The X-ray diffraction experiment for M^pro-TMP1 were collected at the BL18U1 beamline (wavelength = 0.97853 Å, temperature = 100 K) of the Shanghai Synchrotron Radiation Facility (SSRF). The obtained dataset was processed using XDS⁸⁹ and scaled with Aimless in CCP4⁹⁰. Molecular replacement was then performed on M^pro-TMP1 structure using the M^pro (PDB ID: 7C7P) as an initial model. Model building was subsequently carried out using Coot and the refinement of the structure was performed using PHENIX.refine⁹¹. The final statistics of data collection and structural refinement are shown in Supplementary Table 3.

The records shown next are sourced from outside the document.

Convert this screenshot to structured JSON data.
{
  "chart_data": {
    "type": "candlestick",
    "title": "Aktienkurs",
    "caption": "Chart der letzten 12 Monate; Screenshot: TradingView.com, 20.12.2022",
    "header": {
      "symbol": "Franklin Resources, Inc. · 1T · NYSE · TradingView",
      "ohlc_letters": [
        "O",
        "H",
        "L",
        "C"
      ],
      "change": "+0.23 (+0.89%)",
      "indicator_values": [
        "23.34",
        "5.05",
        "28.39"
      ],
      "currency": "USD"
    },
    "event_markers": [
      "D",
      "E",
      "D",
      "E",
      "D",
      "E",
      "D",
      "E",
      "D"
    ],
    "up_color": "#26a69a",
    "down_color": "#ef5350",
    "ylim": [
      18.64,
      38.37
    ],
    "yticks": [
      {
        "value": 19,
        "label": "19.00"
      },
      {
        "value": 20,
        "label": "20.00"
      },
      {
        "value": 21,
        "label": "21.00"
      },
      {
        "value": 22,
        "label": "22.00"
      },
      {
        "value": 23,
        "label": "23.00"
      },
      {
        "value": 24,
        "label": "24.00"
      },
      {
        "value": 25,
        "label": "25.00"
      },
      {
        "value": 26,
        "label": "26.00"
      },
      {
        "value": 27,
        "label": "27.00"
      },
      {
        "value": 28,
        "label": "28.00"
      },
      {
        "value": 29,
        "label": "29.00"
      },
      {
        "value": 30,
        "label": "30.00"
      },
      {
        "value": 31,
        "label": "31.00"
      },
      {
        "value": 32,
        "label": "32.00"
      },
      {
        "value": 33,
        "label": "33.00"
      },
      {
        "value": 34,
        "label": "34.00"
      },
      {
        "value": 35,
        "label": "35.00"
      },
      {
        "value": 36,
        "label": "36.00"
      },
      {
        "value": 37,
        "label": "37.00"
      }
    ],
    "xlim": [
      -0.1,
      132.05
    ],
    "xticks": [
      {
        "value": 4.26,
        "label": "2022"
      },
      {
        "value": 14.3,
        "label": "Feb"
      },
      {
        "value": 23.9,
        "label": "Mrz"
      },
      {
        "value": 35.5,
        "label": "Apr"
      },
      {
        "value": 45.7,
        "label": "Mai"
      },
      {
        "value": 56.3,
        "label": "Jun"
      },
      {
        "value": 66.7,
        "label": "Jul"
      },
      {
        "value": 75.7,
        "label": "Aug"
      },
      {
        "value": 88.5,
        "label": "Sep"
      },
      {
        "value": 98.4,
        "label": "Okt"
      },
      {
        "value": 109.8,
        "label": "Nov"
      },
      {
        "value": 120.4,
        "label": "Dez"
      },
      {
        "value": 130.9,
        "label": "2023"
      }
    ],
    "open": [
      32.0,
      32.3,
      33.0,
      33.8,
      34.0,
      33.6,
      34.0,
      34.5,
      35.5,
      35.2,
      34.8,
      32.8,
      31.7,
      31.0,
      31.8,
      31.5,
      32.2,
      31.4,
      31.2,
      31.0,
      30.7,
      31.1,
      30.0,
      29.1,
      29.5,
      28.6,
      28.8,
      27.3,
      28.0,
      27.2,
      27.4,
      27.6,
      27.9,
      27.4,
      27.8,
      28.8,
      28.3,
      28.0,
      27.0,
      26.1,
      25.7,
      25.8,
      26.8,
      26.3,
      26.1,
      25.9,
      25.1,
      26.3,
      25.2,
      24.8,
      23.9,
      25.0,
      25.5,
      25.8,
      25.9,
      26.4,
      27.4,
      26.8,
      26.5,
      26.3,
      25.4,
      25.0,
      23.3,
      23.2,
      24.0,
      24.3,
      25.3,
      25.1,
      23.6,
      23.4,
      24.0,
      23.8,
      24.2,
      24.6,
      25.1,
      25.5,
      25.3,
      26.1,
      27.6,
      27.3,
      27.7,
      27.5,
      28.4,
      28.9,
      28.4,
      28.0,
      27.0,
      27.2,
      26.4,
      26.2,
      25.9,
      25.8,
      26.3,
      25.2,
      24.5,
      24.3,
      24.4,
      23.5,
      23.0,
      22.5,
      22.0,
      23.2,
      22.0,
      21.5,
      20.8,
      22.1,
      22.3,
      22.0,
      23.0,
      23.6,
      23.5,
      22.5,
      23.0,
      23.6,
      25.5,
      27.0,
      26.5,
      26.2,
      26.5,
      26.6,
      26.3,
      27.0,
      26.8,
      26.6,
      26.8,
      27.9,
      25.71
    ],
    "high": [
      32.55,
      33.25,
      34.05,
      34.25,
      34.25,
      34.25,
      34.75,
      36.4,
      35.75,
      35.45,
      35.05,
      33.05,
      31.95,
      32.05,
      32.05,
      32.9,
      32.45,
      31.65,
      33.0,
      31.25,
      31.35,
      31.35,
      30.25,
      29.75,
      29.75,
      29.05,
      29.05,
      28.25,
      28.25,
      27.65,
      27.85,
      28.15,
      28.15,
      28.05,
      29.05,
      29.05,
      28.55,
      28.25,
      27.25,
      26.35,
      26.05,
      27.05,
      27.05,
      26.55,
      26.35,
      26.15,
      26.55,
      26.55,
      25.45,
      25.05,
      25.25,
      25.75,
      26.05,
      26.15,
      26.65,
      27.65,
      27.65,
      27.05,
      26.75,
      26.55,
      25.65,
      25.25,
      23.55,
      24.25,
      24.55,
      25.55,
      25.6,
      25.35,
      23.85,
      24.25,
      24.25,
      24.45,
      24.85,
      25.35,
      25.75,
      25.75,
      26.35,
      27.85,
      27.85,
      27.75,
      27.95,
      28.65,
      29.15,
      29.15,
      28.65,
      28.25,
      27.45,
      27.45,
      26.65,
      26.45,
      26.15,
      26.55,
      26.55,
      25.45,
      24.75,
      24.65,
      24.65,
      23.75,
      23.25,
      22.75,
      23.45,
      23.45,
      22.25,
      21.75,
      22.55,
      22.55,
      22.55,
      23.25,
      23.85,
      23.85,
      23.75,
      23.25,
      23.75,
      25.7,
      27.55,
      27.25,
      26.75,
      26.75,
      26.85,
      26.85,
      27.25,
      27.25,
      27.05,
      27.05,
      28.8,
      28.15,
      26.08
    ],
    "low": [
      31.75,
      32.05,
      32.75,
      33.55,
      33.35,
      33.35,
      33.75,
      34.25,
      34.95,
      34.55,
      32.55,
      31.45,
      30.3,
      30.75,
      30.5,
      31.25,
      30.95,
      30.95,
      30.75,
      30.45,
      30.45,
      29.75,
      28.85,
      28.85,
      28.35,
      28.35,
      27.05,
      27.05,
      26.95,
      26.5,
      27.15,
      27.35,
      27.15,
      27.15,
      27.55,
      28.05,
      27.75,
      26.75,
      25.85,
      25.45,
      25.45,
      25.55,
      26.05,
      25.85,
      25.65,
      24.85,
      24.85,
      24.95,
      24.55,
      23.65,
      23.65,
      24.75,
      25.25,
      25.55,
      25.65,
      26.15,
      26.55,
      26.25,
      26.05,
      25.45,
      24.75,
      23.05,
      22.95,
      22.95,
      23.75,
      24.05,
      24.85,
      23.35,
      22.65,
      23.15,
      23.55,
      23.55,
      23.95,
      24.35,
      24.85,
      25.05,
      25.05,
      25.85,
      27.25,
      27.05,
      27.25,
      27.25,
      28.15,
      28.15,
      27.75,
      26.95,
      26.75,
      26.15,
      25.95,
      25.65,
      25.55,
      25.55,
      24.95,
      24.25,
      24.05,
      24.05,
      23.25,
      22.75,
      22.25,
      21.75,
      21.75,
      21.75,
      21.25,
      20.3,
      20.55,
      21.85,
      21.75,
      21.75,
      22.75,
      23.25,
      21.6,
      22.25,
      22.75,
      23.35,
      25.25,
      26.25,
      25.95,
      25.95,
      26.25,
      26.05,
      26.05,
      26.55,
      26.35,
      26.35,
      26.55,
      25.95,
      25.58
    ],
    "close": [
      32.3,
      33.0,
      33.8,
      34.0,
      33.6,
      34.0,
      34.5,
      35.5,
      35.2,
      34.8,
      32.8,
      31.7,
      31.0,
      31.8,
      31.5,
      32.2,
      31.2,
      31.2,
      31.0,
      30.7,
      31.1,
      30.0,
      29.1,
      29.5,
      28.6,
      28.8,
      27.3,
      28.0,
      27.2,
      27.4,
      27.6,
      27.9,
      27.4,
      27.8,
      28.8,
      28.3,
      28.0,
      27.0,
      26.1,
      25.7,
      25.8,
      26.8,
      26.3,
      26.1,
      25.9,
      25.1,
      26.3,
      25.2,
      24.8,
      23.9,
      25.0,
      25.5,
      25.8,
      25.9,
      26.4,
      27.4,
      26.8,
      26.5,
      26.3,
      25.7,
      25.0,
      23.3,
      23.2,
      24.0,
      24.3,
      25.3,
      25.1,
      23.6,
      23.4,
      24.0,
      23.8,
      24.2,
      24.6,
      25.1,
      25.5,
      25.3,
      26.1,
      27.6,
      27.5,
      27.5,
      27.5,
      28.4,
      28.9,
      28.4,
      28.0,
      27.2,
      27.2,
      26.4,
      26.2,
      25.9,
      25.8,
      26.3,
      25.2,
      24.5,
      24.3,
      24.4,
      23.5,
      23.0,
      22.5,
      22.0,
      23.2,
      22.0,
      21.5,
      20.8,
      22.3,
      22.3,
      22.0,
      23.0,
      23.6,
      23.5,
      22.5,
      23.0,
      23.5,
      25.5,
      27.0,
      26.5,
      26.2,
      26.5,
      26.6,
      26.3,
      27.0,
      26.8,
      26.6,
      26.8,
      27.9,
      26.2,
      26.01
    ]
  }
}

Construction of recombinant SARS-CoV-2 with nirmatrelvir resistance

The cDNA from ancestral SARS-CoV-2 (strain HKU-001a), assembled into the pSMART-BAC vector by seamless assembly (E2621S, NEB, USA), was used as the background to generate a D614G amino acid substitution in the S gene and the and a E166V substitution at NSP5 gene, respectively. The mutations were introduced into the pSMART-BAC by site directed mutagenesis and confirmed by Sanger sequencing. The recombinant clones with mutant sites were transformed into BAC-Optimized Replicator v2.0 Electrocompetent Cells (60210–1, LGC Biosearch Technologies, UK), followed by plasmids extraction to acquire ultrapure and high quality of full-length cDNA clone. Infectious virus is recovered by transfection of VeroE6-TMPRS2 cells with 2.5 μg of the full-length cDNA clone using Lipofectamine 3000 (L3000015, Thermo Fisher Scientific). At 48 h post-transfection, the supernatant was used to inoculate VeroE6-TMPRSS2 cells for viral passage. The recombinant virus was sent to next generation sequencing to confirm the desired mutation and the absence of undesired mutations in the viral genome.

Graphic illustration

Schematic illustration images were created with Adobe Illustrator CC2018 and BioRender software (https://biorender.com/).

Statistical analysis

Statistical comparison between two experimental groups were performed with unpaired two-tailed Student’s t-test. Comparison between three or more experimental groups was performed with one-way ANOVA or two-way ANOVA. The survival of animals was compared using the log-rank (Mantel-Cox) test. 50% inhibitory concentration (IC₅₀) and 50% effective concentration (EC₅₀) were calculated by simple liner regression model and dose-response model in GraphPad Prism 8.0 software. Differences were considered statistically significant when p < 0.05. Data analysis was performed with GraphPad Prism v.8.0.

Data Availability

Coordinates and maps associated with data reported in this manuscript was deposited to the d Protein Data Bank (PDB) with accession number 9IZB.